Amarillo TTUHSC researchers receive $1.47 million grant to address preeclampsia rates

Published: Sep. 22, 2023 at 10:49 AM CDT
Email This Link
Share on Pinterest
Share on LinkedIn

AMARILLO, Texas (KFDA) - Texas Tech University Health Sciences Center researchers in Amarillo have received a grant to address preeclampsia rates in the Panhandle.

The National Heart, Lung and Blood Institute at the National Institutes of Health awarded a two-year, $1.47 million grant to a local research coalition led by Dr.

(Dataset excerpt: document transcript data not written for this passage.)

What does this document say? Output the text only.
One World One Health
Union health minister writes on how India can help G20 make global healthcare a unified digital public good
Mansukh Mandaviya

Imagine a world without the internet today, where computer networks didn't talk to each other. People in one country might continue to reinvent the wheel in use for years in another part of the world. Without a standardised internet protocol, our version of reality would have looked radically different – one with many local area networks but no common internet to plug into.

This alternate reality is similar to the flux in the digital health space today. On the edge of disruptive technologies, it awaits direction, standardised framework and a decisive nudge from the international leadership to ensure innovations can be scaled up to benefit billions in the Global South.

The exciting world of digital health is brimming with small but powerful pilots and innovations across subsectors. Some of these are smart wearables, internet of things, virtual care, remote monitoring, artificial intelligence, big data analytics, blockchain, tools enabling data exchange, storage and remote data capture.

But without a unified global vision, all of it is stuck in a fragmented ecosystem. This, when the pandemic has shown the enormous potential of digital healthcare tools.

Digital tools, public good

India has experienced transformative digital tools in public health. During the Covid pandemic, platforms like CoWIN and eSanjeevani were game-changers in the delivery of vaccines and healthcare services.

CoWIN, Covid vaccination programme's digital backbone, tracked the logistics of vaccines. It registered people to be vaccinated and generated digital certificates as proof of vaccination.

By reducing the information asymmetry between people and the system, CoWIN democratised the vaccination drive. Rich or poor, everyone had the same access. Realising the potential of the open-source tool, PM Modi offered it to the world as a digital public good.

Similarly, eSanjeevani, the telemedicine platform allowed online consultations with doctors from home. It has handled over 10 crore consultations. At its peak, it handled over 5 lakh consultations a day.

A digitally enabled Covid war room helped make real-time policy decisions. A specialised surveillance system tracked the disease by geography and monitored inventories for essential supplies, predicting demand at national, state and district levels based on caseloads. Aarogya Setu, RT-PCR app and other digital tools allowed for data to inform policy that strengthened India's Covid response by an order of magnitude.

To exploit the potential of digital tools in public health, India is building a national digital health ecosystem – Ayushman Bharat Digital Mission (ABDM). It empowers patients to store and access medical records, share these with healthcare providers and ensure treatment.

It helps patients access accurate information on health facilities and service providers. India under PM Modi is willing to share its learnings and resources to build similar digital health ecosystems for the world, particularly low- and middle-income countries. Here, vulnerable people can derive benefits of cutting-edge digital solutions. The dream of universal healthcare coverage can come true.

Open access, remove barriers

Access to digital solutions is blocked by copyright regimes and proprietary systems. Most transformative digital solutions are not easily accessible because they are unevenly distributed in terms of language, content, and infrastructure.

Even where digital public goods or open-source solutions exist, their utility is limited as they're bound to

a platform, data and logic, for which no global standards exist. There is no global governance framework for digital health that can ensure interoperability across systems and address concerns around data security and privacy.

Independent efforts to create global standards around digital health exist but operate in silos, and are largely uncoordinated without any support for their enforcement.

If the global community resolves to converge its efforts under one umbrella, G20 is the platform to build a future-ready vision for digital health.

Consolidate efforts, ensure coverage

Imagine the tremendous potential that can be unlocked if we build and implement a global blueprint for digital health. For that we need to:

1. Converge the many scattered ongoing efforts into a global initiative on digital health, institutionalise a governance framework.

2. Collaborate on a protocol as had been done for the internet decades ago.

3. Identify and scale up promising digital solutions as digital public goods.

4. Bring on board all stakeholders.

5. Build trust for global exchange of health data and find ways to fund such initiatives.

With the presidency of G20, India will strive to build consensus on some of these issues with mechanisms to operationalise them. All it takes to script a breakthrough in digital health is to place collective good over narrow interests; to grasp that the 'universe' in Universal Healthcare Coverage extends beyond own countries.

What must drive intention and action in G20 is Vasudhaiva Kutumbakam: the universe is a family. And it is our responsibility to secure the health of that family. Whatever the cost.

Christine Garner, assistant vice president for research and an assistant professor for the Department of Pediatrics, Department of Obstetrics and Gynecology and the InfantRisk Center.

Garner says she and her team will use award to complete the first phase of the Verifying and Implementing Evidence-Based Programs Addressing Needed Transformations for Maternal Health Outcomes, Measures and Support, or “VIBRANT MOMS” project.

The VIBRANT MOMS project will seek to address the significant maternal health disparities that exist in Deaf Smith, Gray, Parmer, Potter, Randall and Swisher counties, according to a press release.

It will be managed by the Panhandle Maternal Health Disparities Research Coalition, which includes Garner’s team, Amarillo Public Health, the Wesley Community Center and others.

Preeclampsia, a condition marked by high blood pressure, protein in the urine and inflammation, is a major cause of maternal mortality, according to the release. The incidence of preeclampsia has increased by 37% in Texas since 2017.

“The key piece is that we have formed a community coalition of people who are interested and motivated and want to make a difference for moms,” said Garner. “It’s a variety of people from nonprofit sectors, the health care field and community members who are interested volunteers. All of those people and groups bring different sets of knowledge and experiences that we can combine to identify strategies that will work best and be feasible and sustainable in those communities.”

Garner says the first two years of the VIBRANT MOMS project will focus on collecting data to better assess health needs in the six counties covered by the grant.